Below, he recognized the jutting knobs of a rock formation peeking above the snow, bumps like a spine visible through skin. They were close. The sun was beginning its quick descent past the midday point, and, soon, the palace towers would be visible along the horizon.
He couldn’t convey what he wanted to the drake like Oliver could, but when Náli leaned low on her neck and heeled her in the ribs, she stretched out her neck, swept her wings back and propelled them forward to fly alongside Percy.
Valgrind followed, looping, and rolling through the air, playful as a puppy.
Náli spared him a smile, a little disgusted by the surge of fondness in his chest, and turned to shout at Oliver. “We’re nearly there! Maybe five more miles!”
Oliver nodded, gaze serious, jaw clenching tight beneath the strap of his helmet.
It was a little bit adorable how determined he was about all this.
Náli would rather dwell on that than the very real knowledge that he himself had never been involved in a siege before. If one was to do it, he thought doing it from dragon-back was the safest, surest option.
An updraft caught them, lifted the drakes higher on belled wings. The ramparts appeared, distant smudges.
Náli pointed, and Oliver nodded again.
Then the drakes shrieked.
~*~
It was going to happen. Tessa was going to have to defend herself.

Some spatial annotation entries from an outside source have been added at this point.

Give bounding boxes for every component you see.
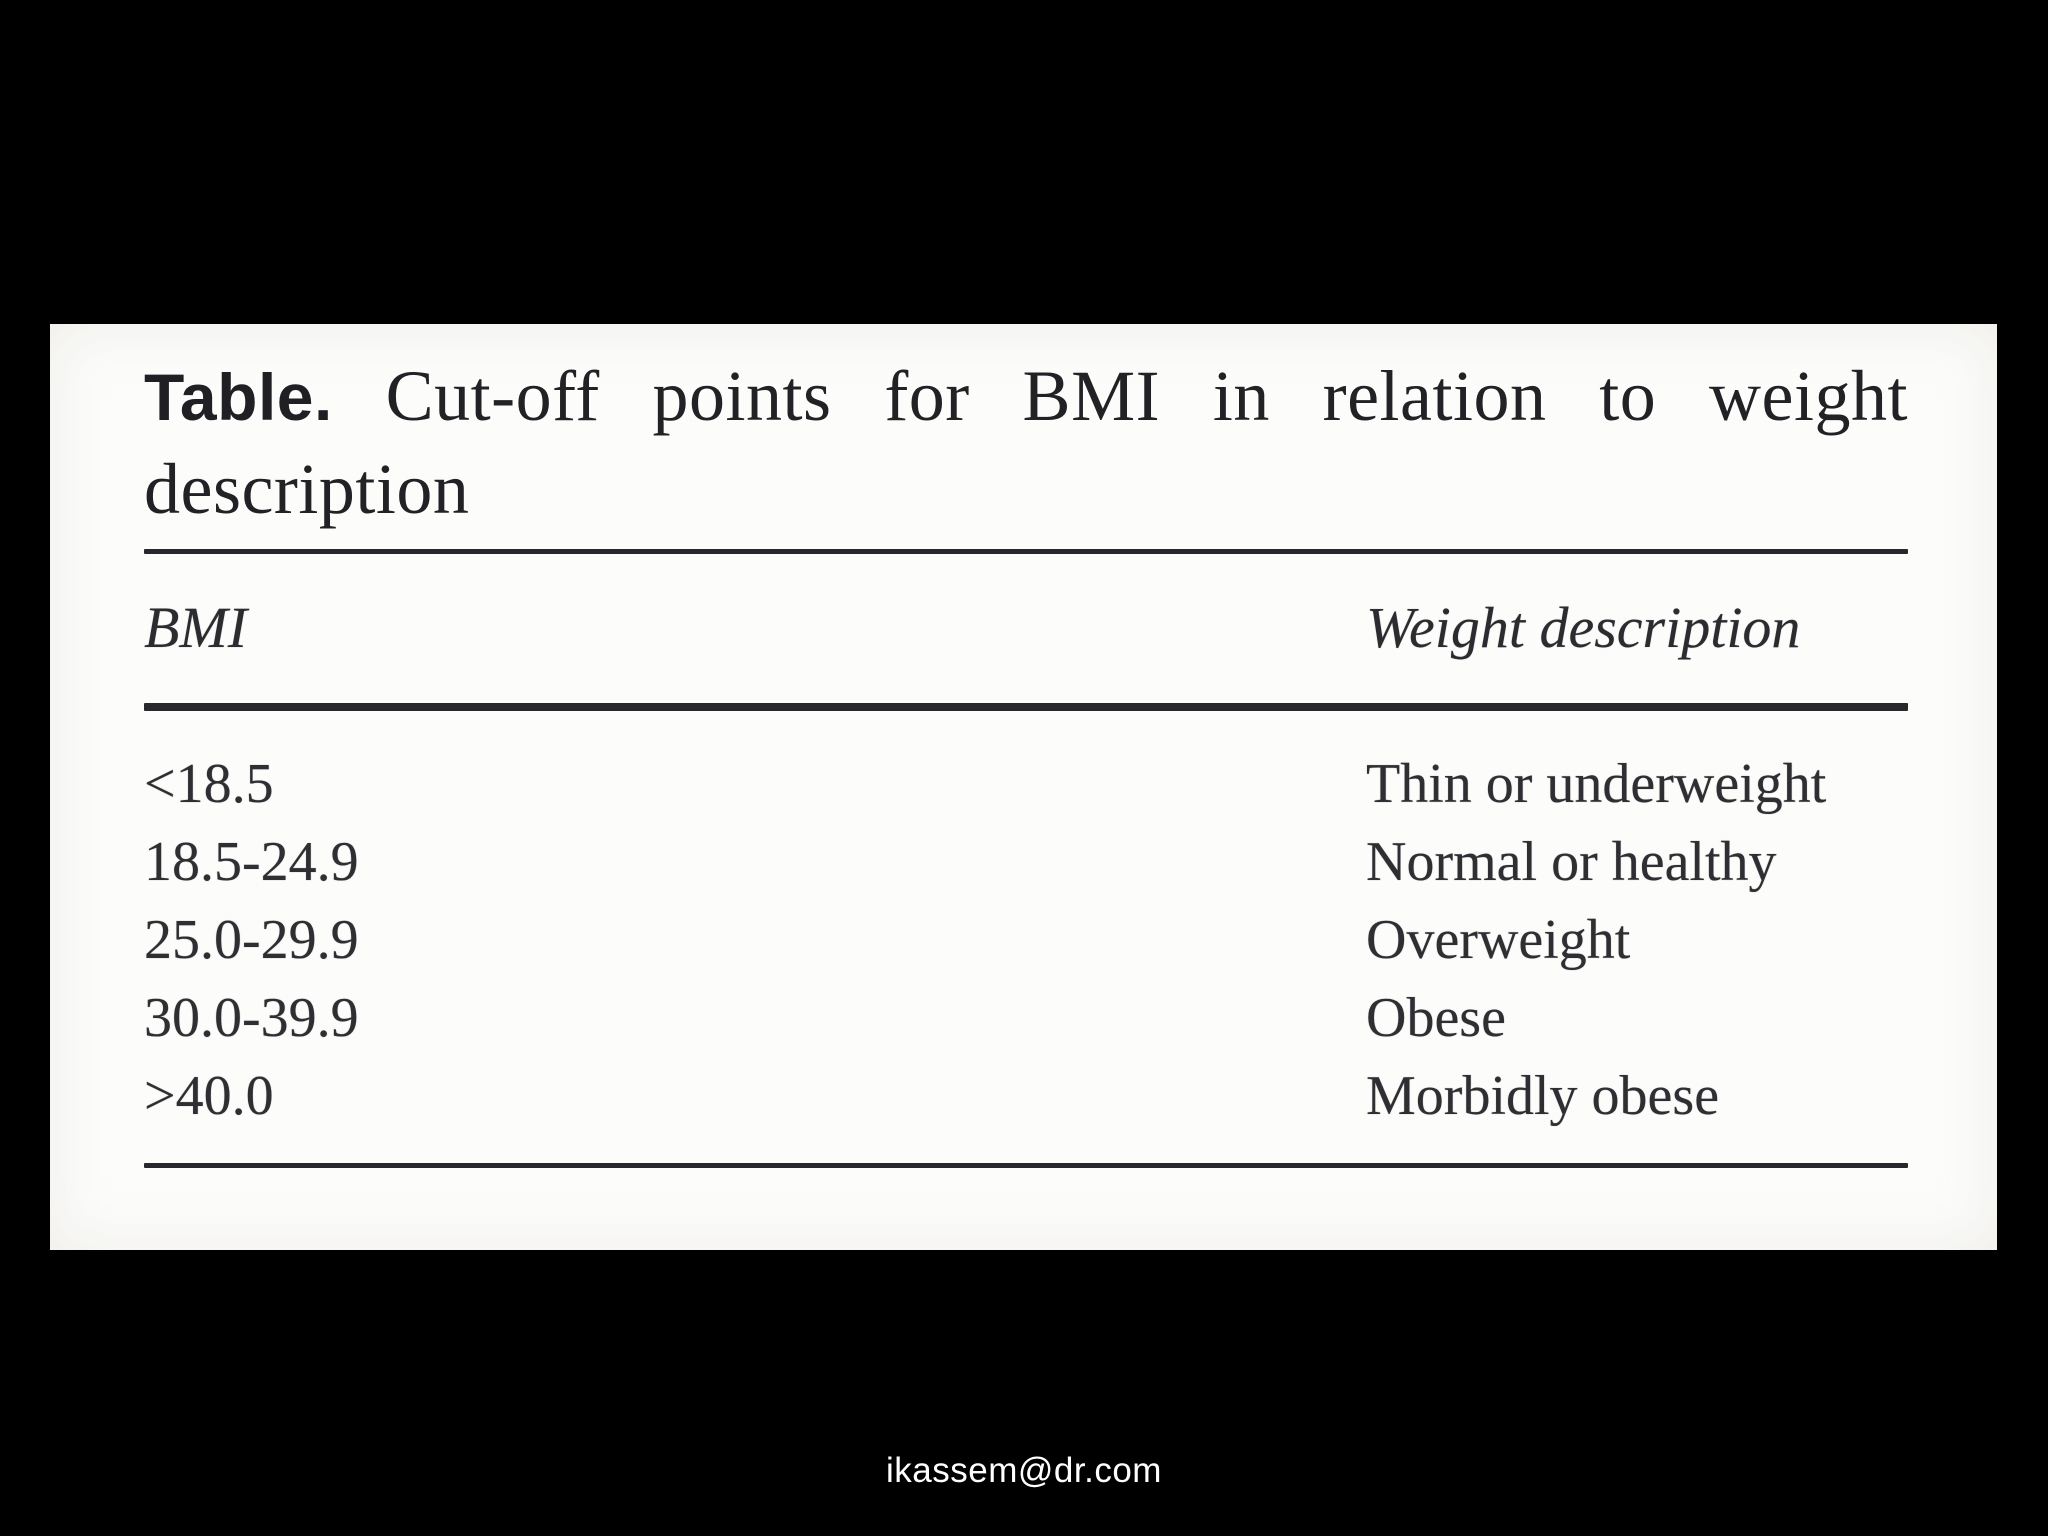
bmi-value: 30.0-39.9 xyxy=(144,987,359,1049)
table-caption-text: Cut-off points for BMI in relation to we… xyxy=(385,356,1909,436)
bmi-value: 25.0-29.9 xyxy=(144,909,359,971)
table-row: >40.0 Morbidly obese xyxy=(144,1057,1908,1135)
table-caption-line2: description xyxy=(144,449,470,529)
bmi-value: >40.0 xyxy=(144,1065,274,1127)
weight-description-value: Thin or underweight xyxy=(1366,753,1827,815)
table-panel: Table. Cut-off points for BMI in relatio… xyxy=(50,324,1997,1250)
column-header-bmi: BMI xyxy=(144,595,248,660)
table-row: 18.5-24.9 Normal or healthy xyxy=(144,823,1908,901)
table-header-rule xyxy=(144,703,1908,711)
table-row: <18.5 Thin or underweight xyxy=(144,745,1908,823)
table-caption-label: Table. xyxy=(144,360,333,434)
table-caption-line1: Table. Cut-off points for BMI in relatio… xyxy=(144,350,1908,443)
table-caption: Table. Cut-off points for BMI in relatio… xyxy=(144,350,1908,535)
bmi-value: <18.5 xyxy=(144,753,274,815)
table-header-row: BMI Weight description xyxy=(144,554,1908,703)
weight-description-value: Morbidly obese xyxy=(1366,1065,1720,1127)
column-header-weight-description: Weight description xyxy=(1366,595,1801,660)
table-bottom-rule xyxy=(144,1163,1908,1168)
table-top-rule xyxy=(144,549,1908,554)
watermark-email: ikassem@dr.com xyxy=(886,1451,1162,1490)
table-row: 30.0-39.9 Obese xyxy=(144,979,1908,1057)
weight-description-value: Obese xyxy=(1366,987,1506,1049)
table-row: 25.0-29.9 Overweight xyxy=(144,901,1908,979)
bmi-value: 18.5-24.9 xyxy=(144,831,359,893)
table-body: <18.5 Thin or underweight 18.5-24.9 Norm… xyxy=(144,711,1908,1163)
weight-description-value: Normal or healthy xyxy=(1366,831,1777,893)
weight-description-value: Overweight xyxy=(1366,909,1631,971)
table-content: Table. Cut-off points for BMI in relatio… xyxy=(144,324,1908,1250)
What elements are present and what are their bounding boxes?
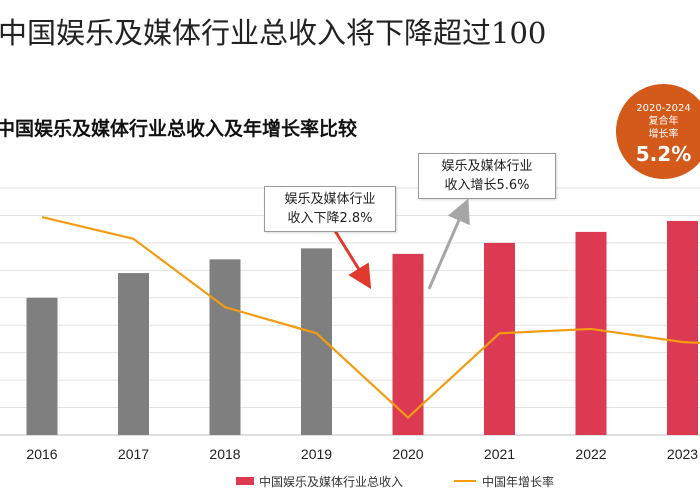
bar-2022 <box>575 231 607 435</box>
bar-2017 <box>118 273 149 435</box>
decline-callout-line2: 收入下降2.8% <box>287 211 373 226</box>
cagr-value: 5.2% <box>635 142 692 166</box>
cagr-badge: 2020-2024 复合年 增长率 5.2% <box>616 84 700 179</box>
bar-2019 <box>301 248 332 435</box>
x-tick-2023: 2023 <box>667 446 698 462</box>
bar-2020 <box>392 253 424 435</box>
bar-2016 <box>26 297 58 435</box>
growth-callout-line1: 娱乐及媒体行业 <box>441 159 533 174</box>
x-tick-2017: 2017 <box>118 446 149 462</box>
bar-2023 <box>667 220 698 435</box>
legend-line-label: 中国年增长率 <box>482 474 554 489</box>
x-tick-2021: 2021 <box>484 446 515 462</box>
bar-2018 <box>209 259 241 435</box>
x-tick-2018: 2018 <box>209 446 240 462</box>
bar-series <box>26 220 698 435</box>
growth-line-series <box>41 215 700 420</box>
bar-2021 <box>484 242 515 435</box>
x-tick-2019: 2019 <box>301 446 332 462</box>
legend-bar-swatch <box>236 477 254 485</box>
growth-arrow <box>427 198 470 290</box>
cagr-period: 2020-2024 <box>636 103 691 114</box>
growth-callout-line2: 收入增长5.6% <box>444 178 530 193</box>
x-tick-2016: 2016 <box>26 446 57 462</box>
decline-callout: 娱乐及媒体行业 收入下降2.8% <box>264 186 396 232</box>
cagr-label-line1: 复合年 <box>648 116 679 127</box>
legend-bar-label: 中国娱乐及媒体行业总收入 <box>259 474 403 489</box>
decline-arrow <box>330 225 372 290</box>
growth-callout: 娱乐及媒体行业 收入增长5.6% <box>418 153 556 199</box>
legend: 中国娱乐及媒体行业总收入 中国年增长率 <box>236 474 554 489</box>
x-axis-ticks: 2016 2017 2018 2019 2020 2021 2022 2023 <box>26 446 698 462</box>
decline-callout-line1: 娱乐及媒体行业 <box>284 192 376 207</box>
x-tick-2020: 2020 <box>392 446 423 462</box>
chart-title: 中国娱乐及媒体行业总收入及年增长率比较 <box>0 118 358 140</box>
x-tick-2022: 2022 <box>575 446 606 462</box>
page-title: 中国娱乐及媒体行业总收入将下降超过100 <box>0 16 547 50</box>
cagr-label-line2: 增长率 <box>648 129 679 140</box>
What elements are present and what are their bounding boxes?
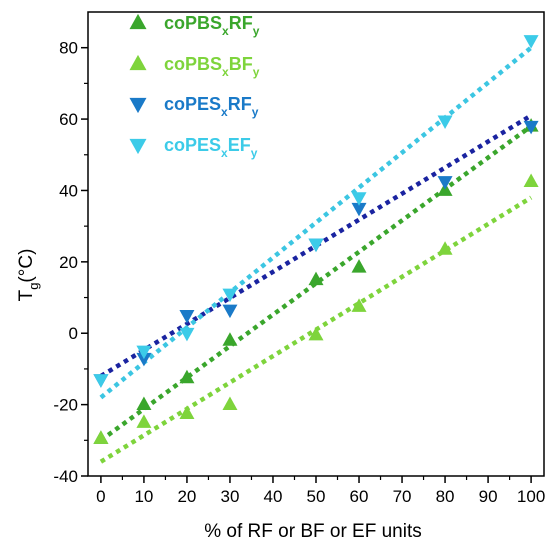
- data-point: [351, 202, 367, 217]
- x-tick-label: 70: [393, 487, 412, 506]
- legend-marker: [129, 97, 147, 114]
- x-tick-label: 100: [517, 487, 545, 506]
- y-tick-label: 60: [59, 110, 78, 129]
- y-tick-label: -40: [53, 467, 78, 486]
- legend-label-sub: x: [221, 146, 228, 160]
- data-point: [351, 259, 367, 273]
- legend-marker: [129, 54, 147, 71]
- y-tick-label: 40: [59, 181, 78, 200]
- x-tick-label: 30: [221, 487, 240, 506]
- x-tick-label: 60: [350, 487, 369, 506]
- data-point: [179, 327, 195, 342]
- data-point: [222, 332, 238, 346]
- data-point: [351, 192, 367, 206]
- trend-line: [99, 124, 533, 443]
- data-point: [222, 304, 238, 319]
- legend-marker: [129, 13, 147, 30]
- data-point: [222, 288, 238, 303]
- data-point: [308, 326, 324, 341]
- data-point: [93, 374, 109, 388]
- legend-label-sub: y: [252, 105, 259, 119]
- x-tick-label: 80: [436, 487, 455, 506]
- y-axis-title: Tg(°C): [16, 249, 41, 302]
- data-point: [308, 238, 324, 253]
- legend-label: coPBSxBFy: [164, 54, 260, 79]
- x-tick-label: 0: [96, 487, 105, 506]
- legend-label-mid: EF: [228, 135, 251, 155]
- axes: 0 10 20 30 40 50 60 70 80 90 100 -40 -20 0 20 40 60 80: [53, 11, 545, 506]
- legend-label: coPESxEFy: [164, 135, 258, 160]
- data-point: [523, 35, 539, 49]
- data-point: [437, 241, 453, 255]
- data-point: [93, 430, 109, 444]
- data-point: [437, 176, 453, 190]
- data-point: [136, 352, 152, 367]
- data-point: [179, 369, 195, 384]
- legend-label-base: coPES: [164, 94, 221, 114]
- data-point: [523, 120, 539, 135]
- data-point: [136, 396, 152, 411]
- data-point: [136, 345, 152, 360]
- legend-label-mid: RF: [229, 13, 253, 33]
- data-point: [222, 396, 238, 411]
- y-axis-title-main: T: [16, 289, 37, 301]
- y-axis-title-rest: (°C): [16, 249, 37, 283]
- data-point: [523, 173, 539, 187]
- legend-label-mid: RF: [228, 94, 252, 114]
- data-point: [308, 271, 324, 286]
- legend-label-base: coPBS: [164, 13, 222, 33]
- y-tick-label: 0: [69, 324, 78, 343]
- markers: [93, 35, 539, 444]
- x-tick-label: 10: [134, 487, 153, 506]
- data-point: [179, 405, 195, 419]
- x-axis-title: % of RF or BF or EF units: [204, 521, 422, 542]
- legend-label: coPESxRFy: [164, 94, 259, 119]
- y-tick-label: 80: [59, 39, 78, 58]
- y-tick-label: -20: [53, 396, 78, 415]
- legend-marker: [129, 138, 147, 155]
- legend-label-base: coPES: [164, 135, 221, 155]
- trend-line: [99, 45, 533, 400]
- legend-label-mid: BF: [229, 54, 253, 74]
- trend-line: [99, 113, 533, 378]
- data-point: [136, 414, 152, 428]
- legend-label-sub: x: [222, 24, 229, 38]
- data-point: [351, 298, 367, 312]
- legend-label-sub: y: [253, 24, 260, 38]
- x-tick-label: 40: [264, 487, 283, 506]
- legend-label: coPBSxRFy: [164, 13, 260, 38]
- data-point: [179, 309, 195, 324]
- x-tick-label: 50: [307, 487, 326, 506]
- legend-label-sub: x: [221, 105, 228, 119]
- x-tick-label: 20: [177, 487, 196, 506]
- y-axis-title-sub: g: [26, 283, 41, 290]
- data-point: [437, 115, 453, 129]
- x-tick-label: 90: [479, 487, 498, 506]
- legend-label-sub: y: [253, 65, 260, 79]
- legend-label-base: coPBS: [164, 54, 222, 74]
- legend-label-sub: y: [251, 146, 258, 160]
- legend-label-sub: x: [222, 65, 229, 79]
- y-tick-label: 20: [59, 253, 78, 272]
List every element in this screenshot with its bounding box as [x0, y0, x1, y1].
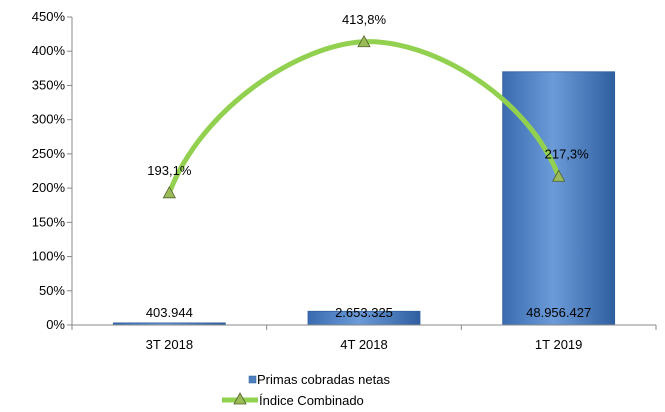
y-tick-label: 50%: [39, 283, 65, 298]
legend-item-indice[interactable]: Índice Combinado: [222, 392, 364, 408]
line-marker-1: [357, 34, 371, 48]
y-tick-label: 450%: [32, 9, 66, 24]
x-tick-label: 1T 2019: [535, 337, 582, 352]
y-tick-label: 100%: [32, 249, 66, 264]
y-tick-label: 300%: [32, 112, 66, 127]
x-axis-ticks: 3T 2018 4T 2018 1T 2019: [71, 325, 657, 352]
bar-value-label: 2.653.325: [335, 305, 393, 320]
legend: Primas cobradas netas Índice Combinado: [222, 372, 390, 408]
line-value-label: 413,8%: [342, 12, 387, 27]
legend-triangle-marker: [233, 392, 247, 405]
line-markers: [162, 34, 566, 199]
y-tick-label: 150%: [32, 214, 66, 229]
bar-value-label: 403.944: [146, 305, 193, 320]
line-series-indice-combinado: [166, 39, 562, 196]
bar-value-label: 48.956.427: [526, 305, 591, 320]
x-tick-label: 3T 2018: [146, 337, 193, 352]
line-value-label: 193,1%: [147, 163, 192, 178]
bar-data-labels: 403.944 2.653.325 48.956.427: [146, 305, 591, 320]
line-marker-2: [551, 169, 566, 182]
legend-label-primas: Primas cobradas netas: [257, 372, 390, 387]
x-tick-label: 4T 2018: [340, 337, 387, 352]
line-value-label: 217,3%: [545, 146, 590, 161]
y-tick-label: 350%: [32, 77, 66, 92]
line-data-labels: 193,1% 413,8% 217,3%: [147, 12, 589, 178]
legend-label-indice: Índice Combinado: [259, 393, 364, 408]
bar-2: [502, 71, 616, 326]
y-axis-ticks: 0% 50% 100% 150% 200% 250% 300% 350% 400% 450%: [32, 9, 72, 332]
bar-series-primas: [112, 71, 616, 326]
y-tick-label: 400%: [32, 43, 66, 58]
legend-item-primas[interactable]: Primas cobradas netas: [248, 372, 390, 387]
y-tick-label: 0%: [46, 317, 65, 332]
y-tick-label: 200%: [32, 180, 66, 195]
y-tick-label: 250%: [32, 146, 66, 161]
line-marker-0: [162, 185, 177, 199]
legend-swatch-bar: [248, 375, 257, 384]
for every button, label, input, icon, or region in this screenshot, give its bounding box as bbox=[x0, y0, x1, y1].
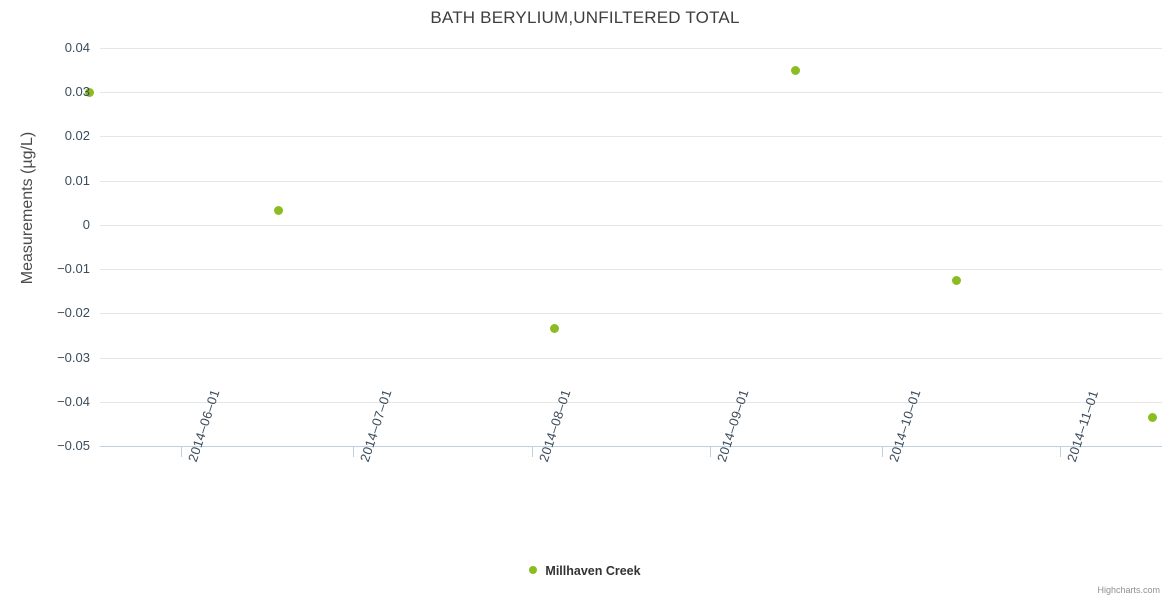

She’d known that, from the moment she accepted the sword from Estrid, but it wasn’t a stark reality until a Sel in gleaming gold bowled past the defensive line and reached her in two long strides.
Block.
She managed to lift her sword in time to block the falling stroke of his. The collision tolled like a dinner gong. The impact rattled her teeth; numbed both her arms and shoved her effortlessly to her knees. She couldn’t bite back a gasp. His eyes bored down into hers, impossibly cold, devoid of all emotion.
He was going to kill her. The sword slipped in her hands, and her body tipped back, and she was frozen, was too weak.
“Tessa!” someone shouted.
And then everything went blue.
~*~
“…what in the – Oliver, what’s bloody wrong with your dragon?” Náli demanded, the words snatched from his mouth as the drake ducked her head and her wings beat furiously. Náli fell back against the saddle, and the straps on the pommel were all that kept him from tumbling end over end off her back as she accelerated.
Oliver shouted something in return, but Náli couldn’t hear it. He tightened his hands on the reins, slack until now, but the drake didn’t respond. Her wings beat furiously, propelling them straight toward the palace – and, he saw, stomach swooping as they drew nearer – the army entrenched before it.
~*~
Everyone in the stable gaped at him when Rune demanded horses saddled for himself and the handful of soldiers he’d managed to collect on his way down the rear staircase.
He hadn’t encountered his mother or Tessa, and it took every ounce of self-control not to abandon everything and rush to them, wherever they were. If he didn’t do something about those trebuchets, though, the palace would be reduced to rubble, and none of them would survive this.
They rode out of the east gate, where the coast was a tall, unclimbable cliff face bordered with pines. Through the trunks, the fading sunlight gleamed on the water; the crash of waves on rocks below drowned out by the sounds of warfare. A barricade had been set up, a berm, and a ditch lined with shaved-down log spikes. The men manning it were shocked to see Rune.
“Your grace!” one exclaimed. “Where are you going?”